A state agency has ordered Philadelphia officials to release details of their financial enticements for Amazon to open its planned second headquarters in the city, rejecting arguments that the offer was a trade secret worthy of protection from public view.

In a ruling Thursday, the Pennsylvania Office of Open Records gave officials with the Commerce Department and the Philadelphia Industrial Development Corp. 30 days to release their bid to host the planned corporate campus — with financial incentives intact — to  Megan Shannon, a citizen who sought the information in January.

Amazon named Philadelphia, along with Pittsburgh, among the 20 North American localities under consideration for the headquarters project. The company has said it plans to invest more than $5 billion on the campus, where it will employ up to 50,000 people.

This week's decision by the Open Records Office represents the latest challenge to efforts by local and state officials to keep their offers to the Seattle company under wraps for fear of tipping off other competitors for the campus in the United States and Canada.

"The city and PIDC have not demonstrated how the city incentives have economic value by not being known to other persons, or how those other persons can obtain economic value from its disclosure," Benjamin A. Lorah, an appeals officer with the state Open Records Office, wrote in his ruling. "The city is required to disclose the city incentive proposal to the requester within 30 days."

Mayor Kenney's spokesman Mike Dunn and PIDC spokeswoman Jessica Calter said in separate but identically worded statements that officials are reviewing the ruling but "anticipate filing an appeal to the Court of Common Pleas."

Shannon's original Jan. 18 request under the state's Right-to-Know Law asked for all documents sent by Philadelphia to Amazon in response to the company's September 2017 request for bids to host the second headquarters, according to background information contained in the ruling.

More than a month later, she received a version of Philadelphia's pitch to the company with details of financial incentives for the company redacted, under the justification that the enticements constitute confidential proprietary information and a trade secret.

The Inquirer was sent a similarly redacted document in December in response to a request filed under the public records law. It is awaiting a response to a second set of requests that city officials have said would be delivered by April 30 after the newspaper granted them a series of extensions beyond an original due date in early March.

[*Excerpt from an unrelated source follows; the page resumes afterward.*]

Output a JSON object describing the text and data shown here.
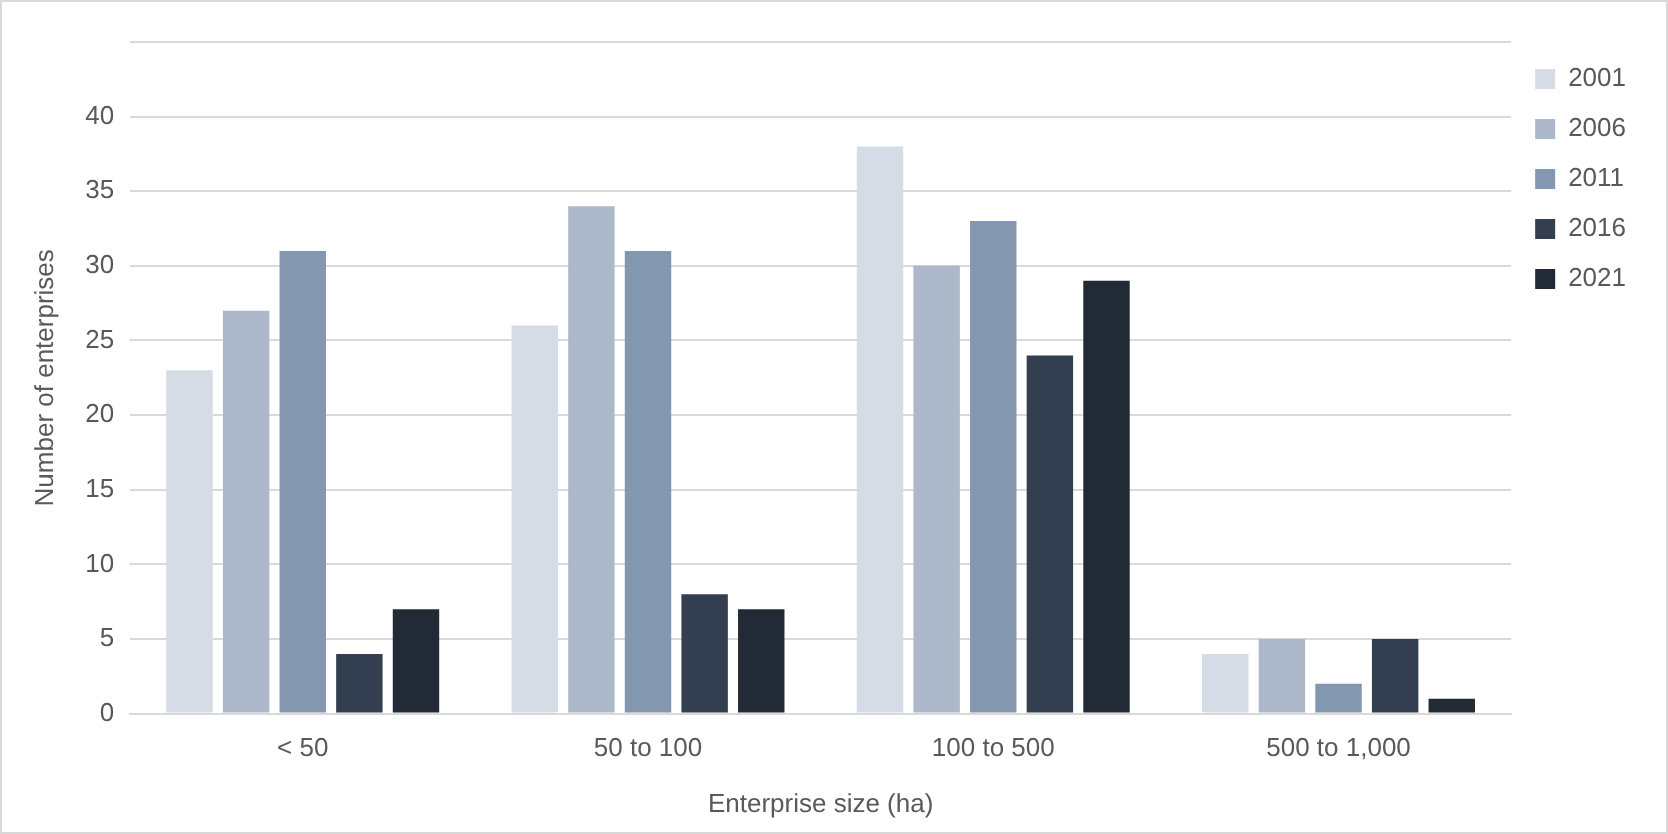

Shannon identified herself in an email to the Inquirer last month as a defense lawyer on insurance cases and said she was seeking details of the proposal as a "potentially disgruntled citizen." She challenged the city's grounds for withholding the incentives package in her appeal to the Open Records Office, which ultimately sided with her in its decision this week.

Shannon did not immediately respond to a request for comment.

Chamber of Commerce president Rob Wonderling said in October that Pennsylvania officials were prepared to offer the company more than $1 billion in tax incentives if the state were selected but declined to share more specific details.

Documents released to the Inquirer in March in response to a Right-to-Know request refer to a Department of Community and Economic Development incentive proposal that was "specifically created for the HQ2 Project," but any information quantifying those incentives had been redacted.

The decision comes days after Gov. Wolf's administration filed a lawsuit seeking to overturn an Open Records Office order to release proposals it had worked on for sites in Philadelphia, Pittsburgh, and the Lehigh Valley to the Morning Call newspaper of Allentown.

"It's an ongoing, highly competitive process in which terms that other cities and states could offer could change, so we believe it makes the most competitive sense for us to have appropriate leverage in the process to make sure Pennsylvania is best positioned to get this," Wolf's spokesman J.J. Abbott told the Associated Press after the suit was filed Tuesday.

The City of Pittsburgh and surrounding Allegheny County also sued to block the release of their bids after being ordered to do so in response to a request by Pittsburgh's WTAE-TV.

Outside the state, few candidates on Amazon's shortlist of 20 locations have shared details of their offers to the company.

Maryland, where lawmakers earlier this month approved $6.5 billion in tax incentives for the company, is one exception. That package came in addition to $2 billion pledged for infrastructure and transportation improvements in the area of Montgomery County, outside Washington, that Amazon has under consideration, the Baltimore Sun reported.

Former New Jersey Gov. Chris Christie, meanwhile, signed legislation in January offering $7 billion in state and city tax credits for the company to locate in Newark. Still, the city released its actual proposal to the company only this week in response to a lawsuit, with five pages of the more-than-200-page document redacted, NJ.com reported.